L’hydrogène pourrait davantage changer la donne sur le plan géopolitique dans des pays qui dépendent actuellement des importations de combustibles fossiles, mais disposent d’un énorme potentiel en matière d’énergies renouvelables, par exemple le Chili, le Maroc et la Namibie. Un consortium allemand élabore un projet d’hydrogène vert en Namibie d’un montant de 9,4 milliards de dollars, ce qui équivaut à peu près au PIB du pays. L’Égypte, pays hôte de la conférence sur le changement climatique (COP27), a reçu des promesses d’investissement de plus de 40 milliards de dollars durant cette seule année en faveur de projets d’hydrogène vert et d’ammoniac vert. Aucun continent ne recèle un meilleur potentiel technique de production d’hydrogène vert à bas coût que l’Afrique.

La gouvernance de l’hydrogène

De nombreux obstacles doivent être surmontés pour déployer l’hydrogène propre à une plus grande échelle, et une gouvernance internationale s’impose pour y parvenir. Je me contenterai d’en mentionner trois.

Premièrement, les coûts doivent continuer à baisser et la production doit augmenter. Les pouvoirs publics peuvent contribuer à réduire le risque d’investir dans une offre d’hydrogène propre en créant une demande durable dans des secteurs « sans regrets » grâce à des instruments d’action comme les marchés publics et les « contrats sur différence » pour le carbone.

Deuxièmement, il faut mettre en place des normes, certifications et processus de contrôle harmonisés pour garantir la sûreté, l’interopérabilité et la viabilité tout au long de la chaîne de valeur de l’hydrogène propre. Ceux-ci ne devraient pas porter uniquement sur la prévention des fuites d’hydrogène ou sur la réduction des émissions, mais concerner aussi d’autres aspects, comme l’impact sur la sécurité de l’eau.

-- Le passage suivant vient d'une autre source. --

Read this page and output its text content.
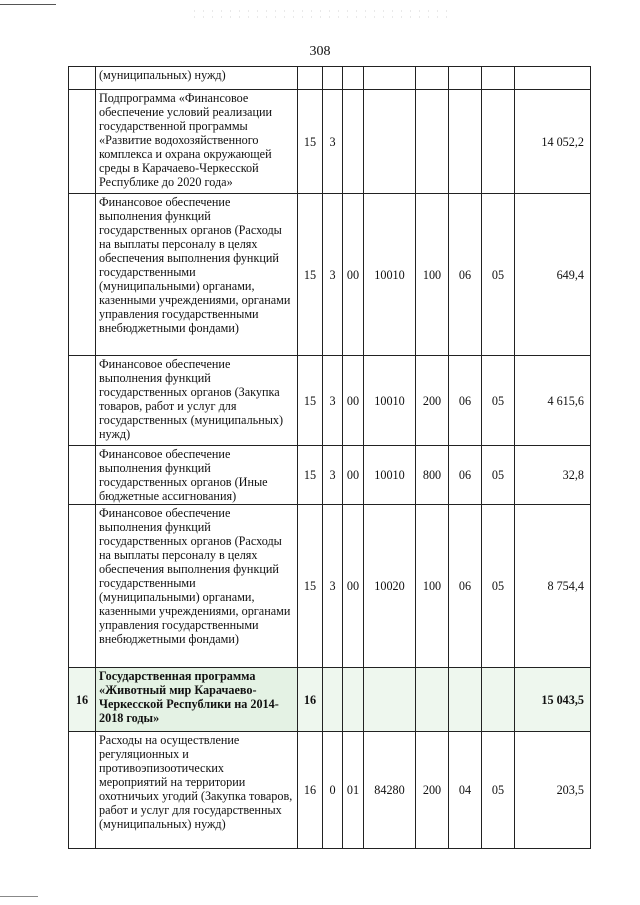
308
	(муниципальных) нужд)								
	Подпрограмма «Финансовое обеспечение условий реализации государственной программы «Развитие водохозяйственного комплекса и охрана окружающей среды в Карачаево-Черкесской Республике до 2020 года»	15	3						14 052,2
	Финансовое обеспечение выполнения функций государственных органов (Расходы на выплаты персоналу в целях обеспечения выполнения функций государственными (муниципальными) органами, казенными учреждениями, органами управления государственными внебюджетными фондами)	15	3	00	10010	100	06	05	649,4
	Финансовое обеспечение выполнения функций государственных органов (Закупка товаров, работ и услуг для государственных (муниципальных) нужд)	15	3	00	10010	200	06	05	4 615,6
	Финансовое обеспечение выполнения функций государственных органов (Иные бюджетные ассигнования)	15	3	00	10010	800	06	05	32,8
	Финансовое обеспечение выполнения функций государственных органов (Расходы на выплаты персоналу в целях обеспечения выполнения функций государственными (муниципальными) органами, казенными учреждениями, органами управления государственными внебюджетными фондами)	15	3	00	10020	100	06	05	8 754,4
16	Государственная программа «Животный мир Карачаево-Черкесской Республики на 2014-2018 годы»	16							15 043,5
	Расходы на осуществление регуляционных и противоэпизоотических мероприятий на территории охотничьих угодий (Закупка товаров, работ и услуг для государственных (муниципальных) нужд)	16	0	01	84280	200	04	05	203,5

Troisièmement, les pays en développement devraient obtenir une aide financière et technologique de façon à pouvoir profiter de l’essor de l’hydrogène vert. Le danger est que les pays en développement qui disposent d’une énergie éolienne et solaire en abondance soient considérés uniquement comme des fournisseurs de molécules d’énergie verte au service des centres de demande industriels des pays du Nord, et non pas comme des sites potentiels d’industrialisation verte à part entière.

L’hydrogène a longtemps été présenté comme la source d’énergie de demain. Au cours de cette décennie, il pourrait finalement devenir un combustible d’aujourd’hui. Il reste encore de grandes difficultés à surmonter, mais, si elle se déroule comme il se doit, la révolution de l’hydrogène propre pourrait être porteuse de trois progrès en renforçant la stabilité du climat, la sécurité énergétique et l’équité à l’échelle mondiale.

THIJS VAN DE GRAAF est maître de conférences à l’Université de Ghent, en Belgique. Il est l’auteur principal du rapport de l’IRENA intitulé « Géopolitique de la transformation énergétique : le facteur hydrogène ».

Les opinions exprimées dans la revue n’engagent que leurs auteurs et ne reflètent pas nécessairement la politique du FMI.

Bibliographie :

International Energy Agency (IEA). 2022. “Global Hydrogen Review 2022.” IEA and Organisation for Economic Co-operation and Development, Paris.

Transport & Environment. 2020. “Electrofuels? Yes, We Can … If We’re Efficient.” Briefing, December. Brussels.